On Thu, 2012-07-05 at 14:12 -0400, Theodore Ts'o wrote:
> The real-time Linux folks didn't like add_interrupt_randomness()
> taking a spinlock since it is called in the low-level interrupt
> routine.  Using atomic_t's and cmpxchg is also too expensive on some
> of the older architectures.  So we'll bite the bullet and use
> ACCESS_ONCE() and smp_rmb()/smp_wmb() to minimize the race windows
> when mixing in the entropy pool.

I don't think this will work correctly. It's important that simultaneous
_readers_ of the state get different results. Otherwise, you can get
things like duplicate UUIDs generated on different cores, something
that's been observed in the field(!). I thought I added a comment to
that effect some years back, but I guess not.

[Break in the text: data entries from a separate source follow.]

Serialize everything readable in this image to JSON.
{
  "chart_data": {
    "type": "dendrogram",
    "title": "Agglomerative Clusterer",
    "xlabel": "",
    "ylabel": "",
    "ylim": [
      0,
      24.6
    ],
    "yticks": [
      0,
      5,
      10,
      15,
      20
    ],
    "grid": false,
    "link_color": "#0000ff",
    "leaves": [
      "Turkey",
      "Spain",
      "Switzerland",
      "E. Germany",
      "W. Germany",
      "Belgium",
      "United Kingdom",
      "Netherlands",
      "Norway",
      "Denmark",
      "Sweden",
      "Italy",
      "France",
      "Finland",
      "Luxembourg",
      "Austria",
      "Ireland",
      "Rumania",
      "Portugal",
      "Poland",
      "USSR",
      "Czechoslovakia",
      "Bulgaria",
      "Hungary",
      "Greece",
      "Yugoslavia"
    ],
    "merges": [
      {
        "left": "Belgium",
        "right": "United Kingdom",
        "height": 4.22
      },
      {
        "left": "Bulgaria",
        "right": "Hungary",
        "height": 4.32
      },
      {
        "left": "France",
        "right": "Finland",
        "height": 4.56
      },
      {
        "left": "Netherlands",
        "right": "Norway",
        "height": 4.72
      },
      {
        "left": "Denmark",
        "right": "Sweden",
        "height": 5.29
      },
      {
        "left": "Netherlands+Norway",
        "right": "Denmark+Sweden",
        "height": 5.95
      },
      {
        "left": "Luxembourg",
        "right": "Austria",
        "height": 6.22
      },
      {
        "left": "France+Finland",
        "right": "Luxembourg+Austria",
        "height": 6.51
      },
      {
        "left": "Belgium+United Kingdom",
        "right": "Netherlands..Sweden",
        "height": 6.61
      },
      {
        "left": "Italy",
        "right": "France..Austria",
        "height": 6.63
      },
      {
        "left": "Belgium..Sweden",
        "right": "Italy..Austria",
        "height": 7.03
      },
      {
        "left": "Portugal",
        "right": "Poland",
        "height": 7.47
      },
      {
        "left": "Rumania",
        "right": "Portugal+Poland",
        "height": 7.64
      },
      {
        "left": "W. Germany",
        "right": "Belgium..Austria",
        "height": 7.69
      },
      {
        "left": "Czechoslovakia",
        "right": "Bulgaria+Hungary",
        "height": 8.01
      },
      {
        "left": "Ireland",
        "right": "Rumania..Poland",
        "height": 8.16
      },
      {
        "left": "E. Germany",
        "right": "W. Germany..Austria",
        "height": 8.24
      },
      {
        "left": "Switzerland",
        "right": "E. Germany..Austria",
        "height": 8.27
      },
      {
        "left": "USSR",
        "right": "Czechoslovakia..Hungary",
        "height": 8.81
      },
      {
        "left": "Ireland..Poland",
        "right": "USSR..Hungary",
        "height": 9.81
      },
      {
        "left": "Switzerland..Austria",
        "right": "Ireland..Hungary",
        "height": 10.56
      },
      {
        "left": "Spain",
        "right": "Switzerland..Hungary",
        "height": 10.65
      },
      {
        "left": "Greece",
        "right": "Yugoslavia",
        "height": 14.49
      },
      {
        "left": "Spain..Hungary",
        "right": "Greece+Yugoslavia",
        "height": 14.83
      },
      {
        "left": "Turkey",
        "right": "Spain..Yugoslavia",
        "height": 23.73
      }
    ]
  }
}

This means at a bare minimum, you need an atomic operation like a
cmpxchg on some component like input_rotate. Per-cpu mix pointers also
won't work as they can accidentally align. Per-cpu secret pads will
probably work, however, though it creates an interesting initialization
problem.

On the other hand, you don't care about any of this when not extracting
and you can be as fast and loose as you'd like.

> +	input_rotate = ACCESS_ONCE(r->input_rotate);
> +	i = ACCESS_ONCE(r->add_ptr);
>  
>  	/* mix one byte at a time to simplify size handling and churn faster */
>  	while (nbytes--) {
> @@ -514,19 +514,19 @@ static void mix_pool_bytes_extract(struct entropy_store *r, const void *in,
>  		input_rotate += i ? 7 : 14;
>  	}
>  
> -	r->input_rotate = input_rotate;
> -	r->add_ptr = i;
> +	ACCESS_ONCE(r->input_rotate) = input_rotate;
> +	ACCESS_ONCE(r->add_ptr) = i;
> +	local_irq_restore(flags);
> +	smp_wmb();
>  
>  	if (out)
>  		for (j = 0; j < 16; j++)
>  			((__u32 *)out)[j] = r->pool[(i - j) & wordmask];

-- 
Mathematics is the supreme nostalgia of our time.